秦涼蝶想了想:“我想,我或許可以告訴你一些事情?”

“哦。”宇文拓見她一臉的嚴肅,他反倒笑了起來:“娘子還要什麽事情瞞着為夫?”

秦涼蝶看他笑的一臉欠揍的模樣:“算了,不說了。”

雖然這兩日京城中很是平靜,但是時間上暗中已經鬧開了鍋,她的那些東西和人手不是白白散出去的,都過五天了,該有動靜了。

“我卻有話要對娘子說。”宇文拓關了窗,順勢就将她從窗邊抱起坐到床邊。

“明日的早朝是大羅國使臣觐見的時候。”秦涼蝶看了看眼前的奏報:“我這邊都已經準備的差不多了,明天九十最關鍵的時候,我覺得需要找人暗中通知一下太醫早做準備,父皇可能被會氣的不輕。”

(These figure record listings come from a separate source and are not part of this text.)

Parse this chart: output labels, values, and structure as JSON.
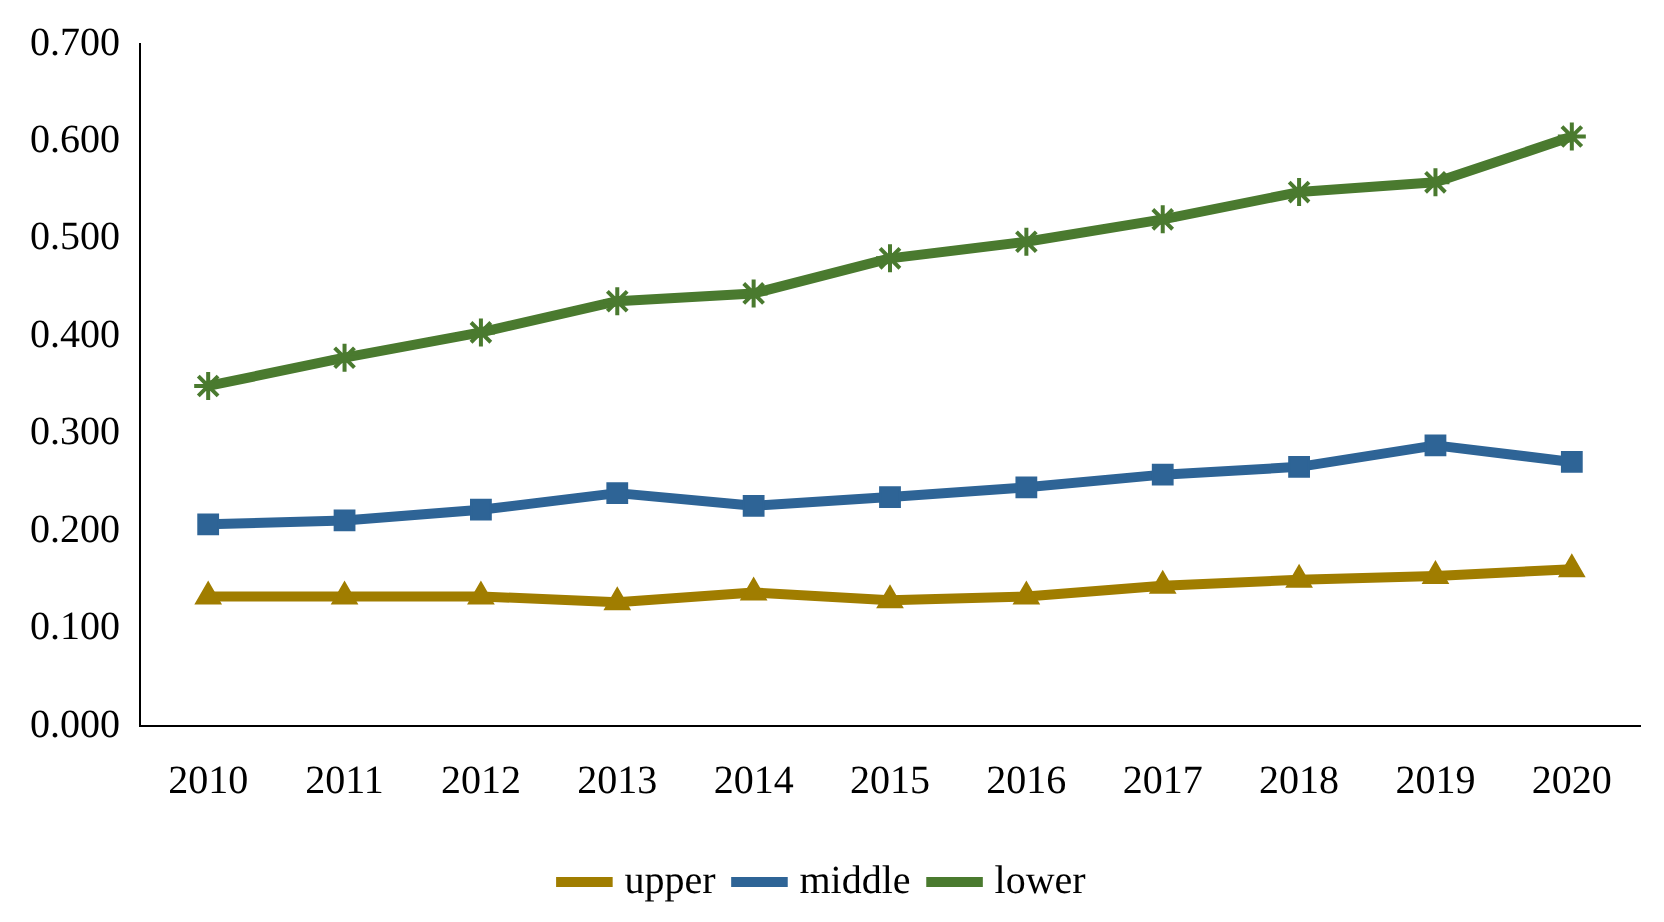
{
  "chart_data": {
    "type": "line",
    "categories": [
      "2010",
      "2011",
      "2012",
      "2013",
      "2014",
      "2015",
      "2016",
      "2017",
      "2018",
      "2019",
      "2020"
    ],
    "series": [
      {
        "name": "upper",
        "color": "#a07d00",
        "marker": "triangle",
        "values": [
          0.133,
          0.133,
          0.133,
          0.127,
          0.137,
          0.129,
          0.133,
          0.144,
          0.15,
          0.154,
          0.161
        ]
      },
      {
        "name": "middle",
        "color": "#2e6496",
        "marker": "square",
        "values": [
          0.207,
          0.211,
          0.222,
          0.239,
          0.226,
          0.235,
          0.245,
          0.258,
          0.266,
          0.288,
          0.271
        ]
      },
      {
        "name": "lower",
        "color": "#4a7a2f",
        "marker": "cross",
        "values": [
          0.349,
          0.378,
          0.404,
          0.436,
          0.444,
          0.48,
          0.497,
          0.52,
          0.548,
          0.558,
          0.605
        ]
      }
    ],
    "ylim": [
      0,
      0.7
    ],
    "yticks": [
      {
        "value": 0,
        "label": "0.000"
      },
      {
        "value": 0.1,
        "label": "0.100"
      },
      {
        "value": 0.2,
        "label": "0.200"
      },
      {
        "value": 0.3,
        "label": "0.300"
      },
      {
        "value": 0.4,
        "label": "0.400"
      },
      {
        "value": 0.5,
        "label": "0.500"
      },
      {
        "value": 0.6,
        "label": "0.600"
      },
      {
        "value": 0.7,
        "label": "0.700"
      }
    ],
    "grid": false,
    "legend": "bottom",
    "line_style": "solid"
  }
}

宇文拓默了默,秦涼蝶做的那些事情他清楚,但是到了眼前,他還是有些于心不忍,他終究是要做個不孝子了。

“你自責什麽。”秦涼蝶看了他一眼:“這可不是你的錯處。”

宇文拓心道,他還是過不去心裏的這個坎。

秦涼蝶突然道:“我是不是還沒有跟你說過,我的來歷?”

宇文拓奇怪的看着他,突然想起來,以她之前在秦府的遭遇是絕對不可能做到現在這種程度的。

秦涼蝶依偎在宇文拓的懷中,開始慢慢的講述。

“我夢到了另一個世界,那是一個很光明很美好的世界,而我卻是生活在黑暗中的人。

我在那裏主要學的是暗殺和僞裝,對其他的東西涉獵很少,但是就這麽一點點的東西也足夠在這裏發揮出很大的作用。

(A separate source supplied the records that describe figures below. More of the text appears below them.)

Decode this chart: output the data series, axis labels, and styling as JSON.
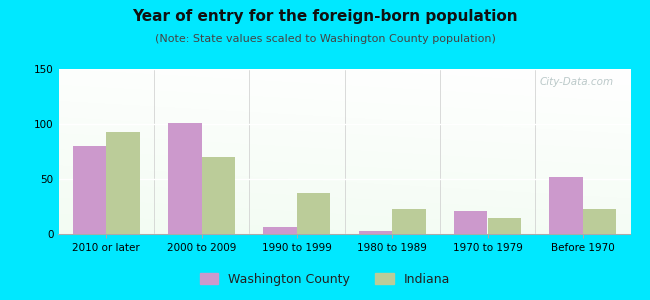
{
  "title": "Year of entry for the foreign-born population",
  "subtitle": "(Note: State values scaled to Washington County population)",
  "categories": [
    "2010 or later",
    "2000 to 2009",
    "1990 to 1999",
    "1980 to 1989",
    "1970 to 1979",
    "Before 1970"
  ],
  "washington_values": [
    80,
    101,
    6,
    3,
    21,
    52
  ],
  "indiana_values": [
    93,
    70,
    37,
    23,
    15,
    23
  ],
  "washington_color": "#cc99cc",
  "indiana_color": "#bbcc99",
  "background_color": "#00e8ff",
  "ylim": [
    0,
    150
  ],
  "yticks": [
    0,
    50,
    100,
    150
  ],
  "bar_width": 0.35,
  "title_fontsize": 11,
  "subtitle_fontsize": 8,
  "tick_fontsize": 7.5,
  "legend_fontsize": 9,
  "watermark": "City-Data.com"
}
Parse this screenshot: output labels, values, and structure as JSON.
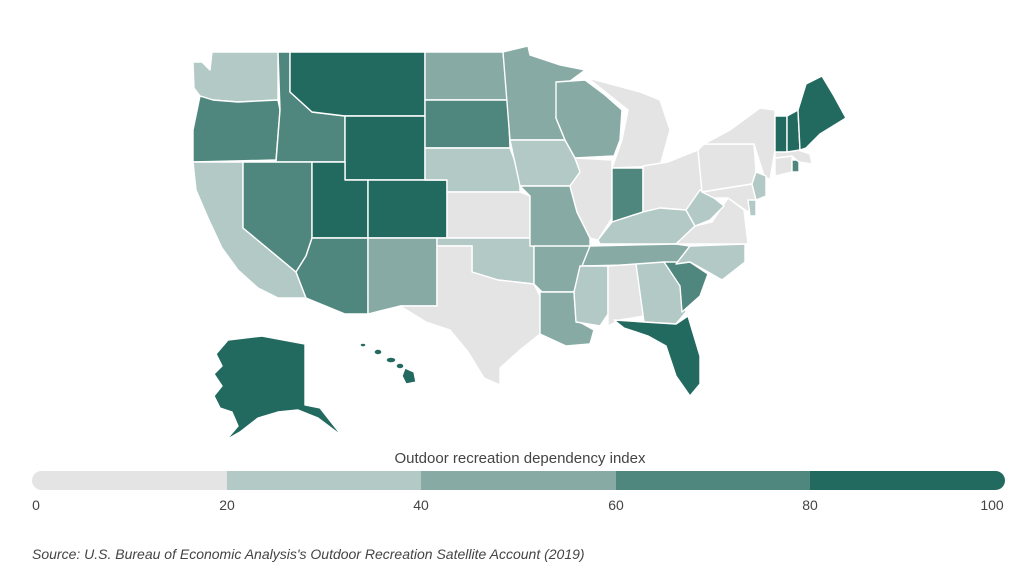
{
  "legend": {
    "title": "Outdoor recreation dependency index",
    "ticks": [
      "0",
      "20",
      "40",
      "60",
      "80",
      "100"
    ],
    "bins": [
      {
        "from": 0,
        "to": 20,
        "color": "#e4e4e4"
      },
      {
        "from": 20,
        "to": 40,
        "color": "#b3c9c6"
      },
      {
        "from": 40,
        "to": 60,
        "color": "#87aba4"
      },
      {
        "from": 60,
        "to": 80,
        "color": "#4f877e"
      },
      {
        "from": 80,
        "to": 100,
        "color": "#226a5f"
      }
    ]
  },
  "map_data": {
    "type": "choropleth",
    "region": "United States",
    "states": [
      {
        "state": "WA",
        "bin": 1
      },
      {
        "state": "OR",
        "bin": 3
      },
      {
        "state": "CA",
        "bin": 1
      },
      {
        "state": "ID",
        "bin": 3
      },
      {
        "state": "NV",
        "bin": 3
      },
      {
        "state": "MT",
        "bin": 4
      },
      {
        "state": "WY",
        "bin": 4
      },
      {
        "state": "UT",
        "bin": 4
      },
      {
        "state": "CO",
        "bin": 4
      },
      {
        "state": "AZ",
        "bin": 3
      },
      {
        "state": "NM",
        "bin": 2
      },
      {
        "state": "ND",
        "bin": 2
      },
      {
        "state": "SD",
        "bin": 3
      },
      {
        "state": "NE",
        "bin": 1
      },
      {
        "state": "KS",
        "bin": 0
      },
      {
        "state": "OK",
        "bin": 1
      },
      {
        "state": "TX",
        "bin": 0
      },
      {
        "state": "MN",
        "bin": 2
      },
      {
        "state": "IA",
        "bin": 1
      },
      {
        "state": "MO",
        "bin": 2
      },
      {
        "state": "AR",
        "bin": 2
      },
      {
        "state": "LA",
        "bin": 2
      },
      {
        "state": "WI",
        "bin": 2
      },
      {
        "state": "MI",
        "bin": 0
      },
      {
        "state": "IL",
        "bin": 0
      },
      {
        "state": "IN",
        "bin": 3
      },
      {
        "state": "OH",
        "bin": 0
      },
      {
        "state": "KY",
        "bin": 1
      },
      {
        "state": "TN",
        "bin": 2
      },
      {
        "state": "MS",
        "bin": 1
      },
      {
        "state": "AL",
        "bin": 0
      },
      {
        "state": "GA",
        "bin": 1
      },
      {
        "state": "FL",
        "bin": 4
      },
      {
        "state": "SC",
        "bin": 3
      },
      {
        "state": "NC",
        "bin": 1
      },
      {
        "state": "VA",
        "bin": 0
      },
      {
        "state": "WV",
        "bin": 1
      },
      {
        "state": "PA",
        "bin": 0
      },
      {
        "state": "NY",
        "bin": 0
      },
      {
        "state": "NJ",
        "bin": 1
      },
      {
        "state": "DE",
        "bin": 1
      },
      {
        "state": "MD",
        "bin": 0
      },
      {
        "state": "CT",
        "bin": 0
      },
      {
        "state": "RI",
        "bin": 3
      },
      {
        "state": "MA",
        "bin": 0
      },
      {
        "state": "VT",
        "bin": 4
      },
      {
        "state": "NH",
        "bin": 4
      },
      {
        "state": "ME",
        "bin": 4
      },
      {
        "state": "AK",
        "bin": 4
      },
      {
        "state": "HI",
        "bin": 4
      }
    ]
  },
  "source": "Source:  U.S. Bureau of Economic Analysis's Outdoor Recreation Satellite Account (2019)"
}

那裏的人很少說會有凍死餓死的人,一個村子凍死一個人都是了不得的大事。衣食住行,這些物質條件都很是豐裕。

想想這樣子人們的生活是不是應該很滿足,但實際上并不是的,當所有人都能達到這條件的,相對他們來說,這些只是起點而已。

人人都會有攀比的心思,貧富差距還是會很大。人們不會只滿足于吃飽穿暖,還是要吃得更好,穿得更好,地位更高,能夠賺到更多的錢。

你應該可以能夠理解那樣的世界要再發展多少年,才能夠達到,糧食的産量要有多高。

那裏的人都會一些基礎的知識,就像我們這裏的人差不多,每個農民都知道要如何種植莊稼。